M. BECKFORD. Ah ! c'est vous, mon cher ? venez donc ici un peu, que je vous voie en face. J'ai connu votre père, un digne homme s'il en fût ; un pauvre soldat, mais qui avait bravement fait son chemin. Ah ! c'est vous qui êtes Thomas Chatterton ? vous vous êtes amusé à faire des vers, mon petit ami, c'est bon pour une fois, mais il ne faut pas continuer. Il n'y a personne qui n'ait eu cette fantaisie. Hé ! hé ! j'ai fait comme vous dans mon printemps, et jamais Littleton, Swift et Wilkes n'ont écrit pour les belles dames des vers plus galants et plus badins que les miens.
CHATTERTON. Je n'en doute pas, mylord.
M. BECKFORD. Mais je ne donnais aux muses que le temps perdu. Je savais bien ce qu'en dit Ben Jonson : que la plus belle muse du monde ne peut suffire à nourrir son homme, et qu'il faut avoir ces demoiselles-là pour maîtresses, mais jamais pour femmes.
(Lauderdale, Kingston et les lords rient.)
LAUDERDALE. Bravo, mylord ! c'est bien vrai !
LE QUAKER. Il veut le tuer à petit feu.
CHATTERTON. Rien de plus vrai, je le vois aujourd'hui, mylord.
M. BECKFORD. Votre histoire est celle de mille jeunes gens ; vous n'avez rien pu faire que vos maudits vers, et à quoi sont-ils bons, je vous prie ? Je vous parle en père, moi, à quoi sont-ils bons ? – Un bon Anglais doit être utile au pays. – Voyons un peu, quelle idée vous faites-vous de nos devoirs a tous, tant que nous sommes ?
CHATTERTON (à part). Pour elle ! pour elle ! je boirai le calice jusqu'à la lie. – Je crois les comprendre, mylord ; l'Angleterre est un vaisseau. Notre île en a la forme : la proue tournée au nord, elle est comme à l'ancre au milieu des mers, surveillant le continent.
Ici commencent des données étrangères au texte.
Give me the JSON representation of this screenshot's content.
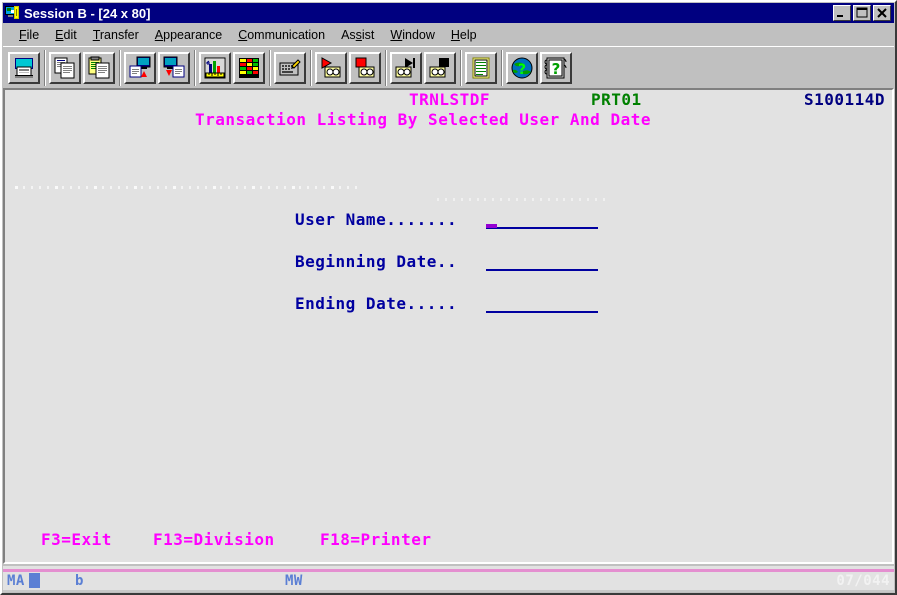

Sans cesse elle tire de ses flancs d'autres vaisseaux faits à son image, et qui vont la représenter sur toutes les côtes du monde. Mais c'est à bord du grand navire qu'est notre ouvrage à tous. Le roi, les lords, les communes sont au pavillon, au gouvernail et à la boussole ; nous autres, nous devons tous avoir les mains aux cordages, monter aux mâts, tendre les voiles et charger les canons : nous sommes tous de l'équipage, et nul n'est inutile dans la manœuvre de notre glorieux navire.
M. BECKFORD. Pas mal ! pas mal ! quoiqu'il fasse encore de la poésie ; mais en admettant votre idée, vous voyez que j'ai encore raison. Que diable peut faire le Poète dans la manœuvre ?
(Un moment d'attente.) 
CHATTERTON. Il lit dans les astres la route que nous montre le doigt du Seigneur.
LORD TALBOT. Qu'en dites-vous, mylord ? lui donnez-vous tort ? Le pilote n'est pas inutile.
M. BECKFORD. Imagination ! mon cher ! ou folie, c'est la même chose ; vous n'êtes bon à rien, et vous vous êtes rendu tel par ces billevesées. – J'ai des renseignements sur vous à vous parler franchement... et...
LORD TALBOT. Mylord, c'est un de mes amis, et vous m'obligeriez en le traitant bien...

Alfred de Vigny, Chatterton, H. Delloye et V. Lecou, 1837-1839.